There was a sick little thought I had recently, right around New Year’s when you’re already panicking about what you’ve accomplished so far and how much more life is left to go. I had a vision of myself as an old woman in one of those hospital beds you can sit in your living room. Probably set up by a nurse who I have hired to take care of me, as in this future I have no children and therefore nobody in my life who loves me. I’m in the hospital bed and the wheels are locked on the most gorgeous petunia pink carpeting whatever town in Florida this is has to offer. Ranch style home, of course, I can’t use stairs. Okay, wait back to the vision.
I’m in this bed with an oxygen mask over my face. It’s taking several machines and hundreds of dollars in electricity a month to keep my feeble heart alive. I never married, never had children, and now I’m fulfilling the prophecy: I am dying alone. Well, not alone I should say, as I’m surrounded by a herd of cats. That petunia carpet is packed to the brim with eau de litter box and is about 60% cat hair. I have one cat now, and as a 29-year-old single girl, it feels like the first jump off the cliff to crazy cat lady. I love her of course so I will eventually get two, and then three, and then I will be smothered in my sleep by one as it curls up on my face and watches me die.
I recently attended a RecCreate Collective class on visual journaling led by none other than illustrator Jordan Sondler. One of the prompts was to draw your fears, and immediately this horrific vision comes to mind. I didn’t even want to write it down let alone draw it. It’s even more humiliating to fear being single than it is to be it. In an act of bravery, I included it in my little diagram of fears, neatly between a safe fear (the dark) and a deep fear (my parents getting older).
When it came time to share with our neighbors the girl next to me laughed at the little cartoon of the sick dying woman and her collection of calicos.
“Is that a fear or a fantasy?”
“Maybe a bit of both,” I agreed.
Seeing it on the page it didn’t seem so awful.

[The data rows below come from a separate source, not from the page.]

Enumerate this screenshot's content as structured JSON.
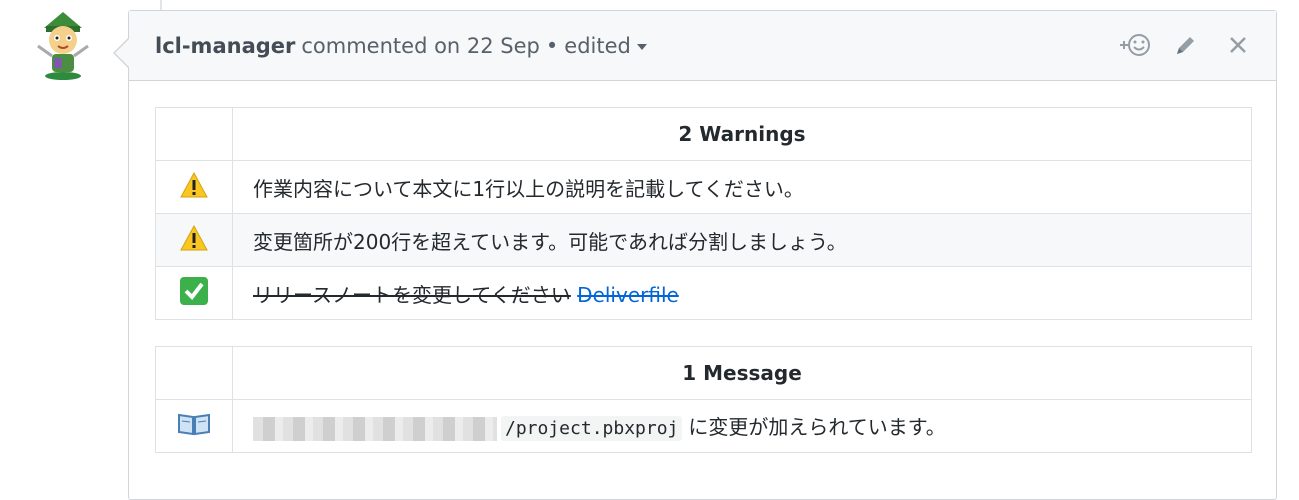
{
  "comment": {
    "author": "lcl-manager",
    "action": "commented on 22 Sep",
    "separator": "•",
    "edited_label": "edited"
  },
  "warnings_table": {
    "header": "2 Warnings",
    "rows": [
      {
        "icon": "warning-icon",
        "text": "作業内容について本文に1行以上の説明を記載してください。"
      },
      {
        "icon": "warning-icon",
        "text": "変更箇所が200行を超えています。可能であれば分割しましょう。"
      },
      {
        "icon": "check-icon",
        "text": "リリースノートを変更してください",
        "link": "Deliverfile"
      }
    ]
  },
  "messages_table": {
    "header": "1 Message",
    "rows": [
      {
        "icon": "book-icon",
        "code": "/project.pbxproj",
        "text": "に変更が加えられています。"
      }
    ]
  },
  "colors": {
    "link": "#0366d6",
    "warning": "#f9c622",
    "success": "#3cb04a"
  }
}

It was kind of beautiful in a way, like when a house is abandoned in the woods and so nature overtakes it. Dilapidated and skewed of its original purpose.
There it is again though, that concept of purpose. I struggle with the idea that I am a being made of love and I may never get to place it in one special person. I’m an incredibly romantic friend, ask all the girls I’ve given flowers to, and I’m at my happiest when I’m making the people I love feel special. Some days I feel so overcome by my capacity for love that I worry it will sit in my heart forever, never being shared and eventually turning hard as I’m left to rot.

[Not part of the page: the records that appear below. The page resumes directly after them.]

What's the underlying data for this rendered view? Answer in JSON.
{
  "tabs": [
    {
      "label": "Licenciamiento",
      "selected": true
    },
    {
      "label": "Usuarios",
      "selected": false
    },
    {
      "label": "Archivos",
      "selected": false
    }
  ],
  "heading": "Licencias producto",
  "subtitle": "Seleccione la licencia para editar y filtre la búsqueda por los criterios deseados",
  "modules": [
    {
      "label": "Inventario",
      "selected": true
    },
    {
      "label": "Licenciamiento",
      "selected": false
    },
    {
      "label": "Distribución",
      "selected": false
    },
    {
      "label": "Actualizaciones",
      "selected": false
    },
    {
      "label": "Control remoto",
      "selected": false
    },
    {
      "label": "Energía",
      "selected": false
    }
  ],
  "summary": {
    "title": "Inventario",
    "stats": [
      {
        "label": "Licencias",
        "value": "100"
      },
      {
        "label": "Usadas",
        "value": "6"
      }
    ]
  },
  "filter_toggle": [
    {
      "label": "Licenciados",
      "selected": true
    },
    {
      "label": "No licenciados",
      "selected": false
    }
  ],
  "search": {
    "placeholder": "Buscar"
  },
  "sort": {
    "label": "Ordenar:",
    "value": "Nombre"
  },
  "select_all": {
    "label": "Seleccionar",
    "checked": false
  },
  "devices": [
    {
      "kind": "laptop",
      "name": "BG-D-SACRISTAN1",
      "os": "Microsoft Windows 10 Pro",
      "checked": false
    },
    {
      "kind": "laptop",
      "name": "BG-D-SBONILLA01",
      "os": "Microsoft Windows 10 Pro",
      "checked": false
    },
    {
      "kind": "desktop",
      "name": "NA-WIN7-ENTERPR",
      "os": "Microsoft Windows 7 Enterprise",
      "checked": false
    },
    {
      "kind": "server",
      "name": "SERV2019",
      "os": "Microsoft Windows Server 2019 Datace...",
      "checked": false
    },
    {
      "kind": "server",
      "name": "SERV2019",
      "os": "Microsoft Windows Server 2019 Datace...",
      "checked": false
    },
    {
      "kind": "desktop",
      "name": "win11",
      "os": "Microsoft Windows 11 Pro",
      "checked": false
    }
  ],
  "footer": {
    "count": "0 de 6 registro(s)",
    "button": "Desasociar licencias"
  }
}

I’m very determined to keep that from happening, by the way. I am set on keeping an open mind and an open heart regardless of who mismanages it. I know deep down that love is constantly flowing through me, spilling out and then regenerating in an endless stream that cannot be depleted. It surrounds me like a chrysalis and protects me until I am reborn on the other side of a lesson. It cannot be stolen and it cannot be spoiled as it is alive and moving and free.

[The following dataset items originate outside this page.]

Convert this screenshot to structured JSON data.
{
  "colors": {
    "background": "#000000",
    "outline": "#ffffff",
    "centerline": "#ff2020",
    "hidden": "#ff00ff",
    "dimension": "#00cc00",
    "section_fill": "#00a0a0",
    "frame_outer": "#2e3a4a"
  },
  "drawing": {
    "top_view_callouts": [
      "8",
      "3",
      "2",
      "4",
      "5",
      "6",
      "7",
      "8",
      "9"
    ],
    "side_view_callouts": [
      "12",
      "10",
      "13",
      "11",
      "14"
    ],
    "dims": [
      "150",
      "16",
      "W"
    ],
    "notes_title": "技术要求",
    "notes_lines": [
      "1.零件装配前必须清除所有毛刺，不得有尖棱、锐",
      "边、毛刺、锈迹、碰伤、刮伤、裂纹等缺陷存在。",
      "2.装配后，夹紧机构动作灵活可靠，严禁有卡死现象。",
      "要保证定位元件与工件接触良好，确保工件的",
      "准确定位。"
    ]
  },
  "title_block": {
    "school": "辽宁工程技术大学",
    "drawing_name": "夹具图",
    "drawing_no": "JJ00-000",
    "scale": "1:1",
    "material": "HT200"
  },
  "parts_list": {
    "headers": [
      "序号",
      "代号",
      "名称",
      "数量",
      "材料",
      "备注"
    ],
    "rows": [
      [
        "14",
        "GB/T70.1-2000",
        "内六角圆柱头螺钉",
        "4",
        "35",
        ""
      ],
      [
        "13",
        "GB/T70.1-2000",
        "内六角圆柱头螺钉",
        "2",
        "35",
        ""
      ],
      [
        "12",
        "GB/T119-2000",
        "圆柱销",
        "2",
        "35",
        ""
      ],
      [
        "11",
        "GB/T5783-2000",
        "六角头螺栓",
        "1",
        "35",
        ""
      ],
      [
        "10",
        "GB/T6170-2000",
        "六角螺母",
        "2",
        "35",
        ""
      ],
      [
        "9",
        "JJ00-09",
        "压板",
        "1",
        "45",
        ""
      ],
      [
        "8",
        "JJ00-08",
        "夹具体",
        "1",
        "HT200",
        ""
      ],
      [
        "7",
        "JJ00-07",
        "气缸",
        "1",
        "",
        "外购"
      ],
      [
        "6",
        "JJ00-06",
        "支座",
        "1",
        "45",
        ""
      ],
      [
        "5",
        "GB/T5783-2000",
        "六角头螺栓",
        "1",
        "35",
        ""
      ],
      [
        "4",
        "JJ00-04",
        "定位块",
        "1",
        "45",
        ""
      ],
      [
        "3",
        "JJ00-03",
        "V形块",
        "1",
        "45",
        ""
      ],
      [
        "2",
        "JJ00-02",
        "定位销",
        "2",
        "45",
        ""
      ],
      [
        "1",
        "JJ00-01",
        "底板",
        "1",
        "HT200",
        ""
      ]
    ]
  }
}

I will always have enough, and I will share it.
xo,
Julianna
"Some days I feel so overcome by my capacity for love that I worry it will sit in my heart forever, never being shared and eventually turning hard as I’m left to rot." — this one brought me to tears, thank you for sharing. this was beautiful and raw and SO WELL captures a lot of the things i feel as a single woman in her 20s. amazing read
Thank you for writing this!! This is exactly how I feel. Being single doesn't mean there's an absence of love - I think as long as we're willing to give love there will always be someone there to share it with. Even if it is your beautiful cat!